Oro Musivo

Oro Musivo

Nomi Antichi
Aurum Musivum
Color Purpureus
Aurum Pictorum
Ciò che ancora oggi si chiama "oro musivo" o anche "giallo di stagno" è un pigmento inorganico artificiale, bisolfuro di stagno, SnS2. Si presenta sotto forma di lamelle gialle, morbide al tatto, con uno splendore metallico, dorato. Per questa sua caratteristica, l'oro musivo era una delle più stimate imitazioni dell'oro ed usato a questo scopo fin dal XIII secolo.
Il nome di "oro musivo" per questo giallo di stagno, si spiega con il fatto che la sua maggiore utilizzazione era quella di dorare le tessere dei mosaici. Troviamo quindi "aurum musivum", "aurum musicum" o "aurum pictorum".
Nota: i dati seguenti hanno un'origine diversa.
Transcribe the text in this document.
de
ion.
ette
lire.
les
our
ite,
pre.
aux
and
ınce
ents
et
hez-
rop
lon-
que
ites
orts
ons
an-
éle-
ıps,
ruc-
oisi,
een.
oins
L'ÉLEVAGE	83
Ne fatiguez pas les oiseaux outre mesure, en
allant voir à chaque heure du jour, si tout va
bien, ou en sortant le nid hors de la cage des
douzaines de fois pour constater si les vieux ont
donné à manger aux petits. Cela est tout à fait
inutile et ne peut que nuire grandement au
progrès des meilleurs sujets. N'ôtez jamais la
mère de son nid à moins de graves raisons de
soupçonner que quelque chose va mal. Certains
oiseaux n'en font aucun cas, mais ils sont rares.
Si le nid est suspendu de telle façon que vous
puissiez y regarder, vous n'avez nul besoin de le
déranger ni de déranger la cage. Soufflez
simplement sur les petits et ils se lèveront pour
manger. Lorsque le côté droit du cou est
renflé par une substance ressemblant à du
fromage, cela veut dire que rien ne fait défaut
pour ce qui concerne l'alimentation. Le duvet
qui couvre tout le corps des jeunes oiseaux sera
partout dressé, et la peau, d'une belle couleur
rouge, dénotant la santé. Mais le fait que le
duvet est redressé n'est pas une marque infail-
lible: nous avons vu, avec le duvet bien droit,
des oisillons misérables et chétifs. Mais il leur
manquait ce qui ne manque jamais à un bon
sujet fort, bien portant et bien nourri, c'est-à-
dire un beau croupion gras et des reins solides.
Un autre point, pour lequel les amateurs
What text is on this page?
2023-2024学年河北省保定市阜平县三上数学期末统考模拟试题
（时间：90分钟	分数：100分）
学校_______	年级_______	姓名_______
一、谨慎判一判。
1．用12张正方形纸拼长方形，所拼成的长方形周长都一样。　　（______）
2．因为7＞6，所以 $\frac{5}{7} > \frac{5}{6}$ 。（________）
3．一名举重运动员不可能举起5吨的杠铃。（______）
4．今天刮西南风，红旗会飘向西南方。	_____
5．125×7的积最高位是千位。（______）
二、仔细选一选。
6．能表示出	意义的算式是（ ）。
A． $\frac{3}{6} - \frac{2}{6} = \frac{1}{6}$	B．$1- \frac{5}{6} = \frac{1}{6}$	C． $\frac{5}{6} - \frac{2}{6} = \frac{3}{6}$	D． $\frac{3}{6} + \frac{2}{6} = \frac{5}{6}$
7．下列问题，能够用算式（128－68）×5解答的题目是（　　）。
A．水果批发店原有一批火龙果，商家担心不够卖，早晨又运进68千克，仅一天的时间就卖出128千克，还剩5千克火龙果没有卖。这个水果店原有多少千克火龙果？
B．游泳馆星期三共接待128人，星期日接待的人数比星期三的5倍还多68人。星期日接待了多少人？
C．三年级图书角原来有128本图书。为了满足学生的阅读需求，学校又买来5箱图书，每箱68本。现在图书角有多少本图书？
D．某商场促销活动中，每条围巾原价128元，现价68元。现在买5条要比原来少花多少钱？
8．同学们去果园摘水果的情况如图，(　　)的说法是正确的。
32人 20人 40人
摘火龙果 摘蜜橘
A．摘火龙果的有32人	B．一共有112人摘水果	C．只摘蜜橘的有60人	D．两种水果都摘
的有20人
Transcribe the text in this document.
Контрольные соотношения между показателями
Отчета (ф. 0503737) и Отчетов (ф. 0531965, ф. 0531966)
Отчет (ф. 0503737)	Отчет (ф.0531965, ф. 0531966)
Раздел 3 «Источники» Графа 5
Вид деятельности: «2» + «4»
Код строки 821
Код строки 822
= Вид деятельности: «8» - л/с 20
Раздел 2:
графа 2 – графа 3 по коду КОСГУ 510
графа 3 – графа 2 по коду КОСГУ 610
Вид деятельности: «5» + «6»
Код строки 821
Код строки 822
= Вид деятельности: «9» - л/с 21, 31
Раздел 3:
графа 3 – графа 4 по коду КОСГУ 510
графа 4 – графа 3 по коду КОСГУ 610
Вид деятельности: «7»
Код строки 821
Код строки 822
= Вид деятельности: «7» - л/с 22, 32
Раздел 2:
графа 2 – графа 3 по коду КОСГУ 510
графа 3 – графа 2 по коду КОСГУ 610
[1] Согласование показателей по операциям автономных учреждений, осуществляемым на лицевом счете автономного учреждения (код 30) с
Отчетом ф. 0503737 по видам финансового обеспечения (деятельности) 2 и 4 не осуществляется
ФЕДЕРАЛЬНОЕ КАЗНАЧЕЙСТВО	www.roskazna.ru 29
Il colore può alterarsi con il tempo, ed è così poco dorato che facilmente può essere confuso, ad una superficiale osservazione, con l'orpimento o con un'ocra.
Cenni storici
Quando si reputava troppo costoso la decorazione con oro autentico, sia in lamina che in polvere, si cercava di imitarne l'effetto con l'impiego di elementi o leghe meno preziose o prodotti organici di meno valore, ceh dell'oro hanno soltanto, e in modo talvolta molto approssimativo, l'aspetto esteriore. Questa costante preoccupazione di trovare valida imitazione dell'oro è testimoniata da una lunga seria di ricette nella trattatistica medievale. Naturalmente il più importante surrogato dell'oro vero era l'oro musivo, di cui troviamo ricette nei testi di tutte le parti d'Europa dopo il XIV secolo.
Caratteristiche chimiche
formula chimica SnS2
colore giallo oro, riflessi bruni
L'oro musivo è un pigmento resistente all'azione degli acidi minerali, è insolubile in acqua, alcool, etere ed oli; è solubile in idrossido di sodio ed in acqua regia. Ma ha scarsa stabilità ed è molto velenoso.